Si premette che, la Regione aveva aderito ai progetti Italbank e Italmed che prevedevano lo studio di nuove soluzioni per il trasporto delle merci dalla Sicilia agli altri paesi del Mediterraneo.  In tale ambito, venivano affidati i due incarichi,  giustificati con la necessità “di dover usufruire della consulenza di un giurista di comprovata esperienza e di chiara fama” e per studiare “le problematiche di natura tributaria e previdenziale connesse con le materie oggetto dell’attività del Committente”. Il  Responsabile Unico del Procedimento della Ragioneria Centrale Infrastrutture non aveva ritenuto ammissibili al finanziamento le spese per gli incarichi di consulenza in questione,  sia perchè correttamente ritenuti di contenuto del tutto generico ed evanescente  – come ribadisce poi l’organo requirente -,  sia perché l’analisi delle relazioni prodotte dai consulenti avevano evidenziato “l’incongruenza e la mancanza di ricadute del lavoro svolto rispetto alle finalità e alle attività specifiche previste dal progetto integrato

Il Collegio, dalla lettura dei contratti stipulati, evidenzia una disarmante genericità contenutistica degli incarichi attribuiti in relazione alle finalità specifiche dei progetti.

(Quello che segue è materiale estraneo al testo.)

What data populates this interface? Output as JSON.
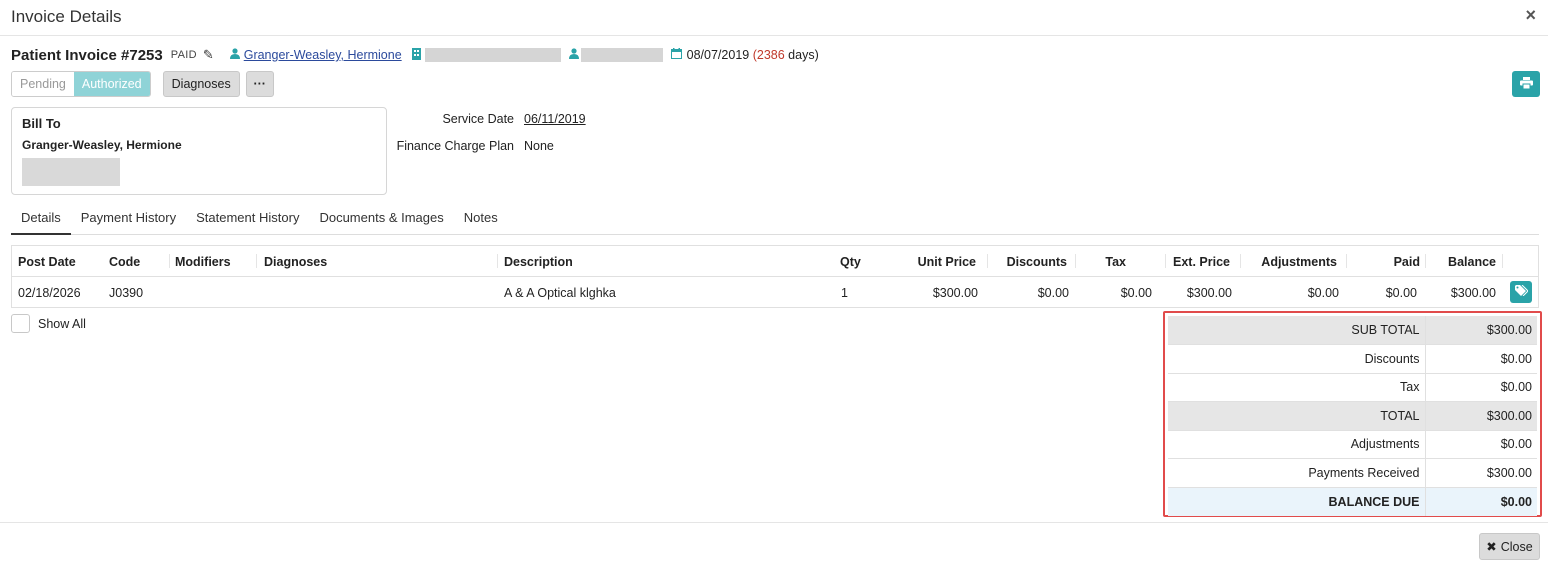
{
  "modal": {
    "title": "Invoice Details",
    "close_glyph": "×",
    "close_label": "Close",
    "close_x": "✖"
  },
  "invoice": {
    "title": "Patient Invoice #7253",
    "status": "PAID",
    "patient_name": "Granger-Weasley, Hermione",
    "date": "08/07/2019",
    "days_open": "(2386",
    "days_suffix": " days)"
  },
  "status_buttons": {
    "pending": "Pending",
    "authorized": "Authorized",
    "diagnoses": "Diagnoses",
    "more": "···"
  },
  "bill_to": {
    "heading": "Bill To",
    "name": "Granger-Weasley, Hermione"
  },
  "info": {
    "service_date_label": "Service Date",
    "service_date": "06/11/2019",
    "finance_plan_label": "Finance Charge Plan",
    "finance_plan": "None"
  },
  "tabs": [
    "Details",
    "Payment History",
    "Statement History",
    "Documents & Images",
    "Notes"
  ],
  "grid": {
    "headers": {
      "post_date": "Post Date",
      "code": "Code",
      "modifiers": "Modifiers",
      "diagnoses": "Diagnoses",
      "description": "Description",
      "qty": "Qty",
      "unit_price": "Unit Price",
      "discounts": "Discounts",
      "tax": "Tax",
      "ext_price": "Ext. Price",
      "adjustments": "Adjustments",
      "paid": "Paid",
      "balance": "Balance"
    },
    "rows": [
      {
        "post_date": "02/18/2026",
        "code": "J0390",
        "modifiers": "",
        "diagnoses": "",
        "description": "A & A Optical klghka",
        "qty": "1",
        "unit_price": "$300.00",
        "discounts": "$0.00",
        "tax": "$0.00",
        "ext_price": "$300.00",
        "adjustments": "$0.00",
        "paid": "$0.00",
        "balance": "$300.00"
      }
    ]
  },
  "show_all_label": "Show All",
  "totals": [
    {
      "label": "SUB TOTAL",
      "value": "$300.00"
    },
    {
      "label": "Discounts",
      "value": "$0.00"
    },
    {
      "label": "Tax",
      "value": "$0.00"
    },
    {
      "label": "TOTAL",
      "value": "$300.00"
    },
    {
      "label": "Adjustments",
      "value": "$0.00"
    },
    {
      "label": "Payments Received",
      "value": "$300.00"
    },
    {
      "label": "BALANCE DUE",
      "value": "$0.00"
    }
  ],
  "colors": {
    "accent": "#2aa3a8",
    "highlight_border": "#e14b4b",
    "link": "#2b4a9c",
    "days_red": "#c0392b"
  },
  "icons": {
    "edit": "pencil-icon",
    "patient": "user-icon",
    "building": "building-icon",
    "provider": "user-md-icon",
    "calendar": "calendar-icon",
    "print": "print-icon",
    "tag": "tag-icon"
  }
}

La giurisprudenza contabile, da tempo, ha chiarito che l’incarico di collaborazione conferito a soggetti esterni non può essere generico o indeterminato, ma deve predeterminare specificamente i contenuti e i parametri utili per l’esecuzione della prestazione anche al fine di verificarne ex post  l’utilità in relazione agli obiettivi di carattere generale da perseguire con l’utilizzo di risorse pubbliche. Si tratta di un  elementare principio, codificato dal legislatore anche nel comma 6 dell’art. 110 del decreto legislativo n. 267/2000 e nel comma 6 dell’art. 7 del decreto legislativo n. 165/2001.

Il convenuto  –  si legge nella sentenza –  nel ricorrere a contratti di consulenza di contenuto del tutto generico (consulenza giuridica, tributaria e previdenziale), senza alcuna specifica inerenza con le puntuali finalità dei progetti, ha agito con estrema superficialità e non curanza degli interessi pubblici, generando una spesa che non è stata ritenuta ammissibile al finanziamento, costituendo così illecito erariale.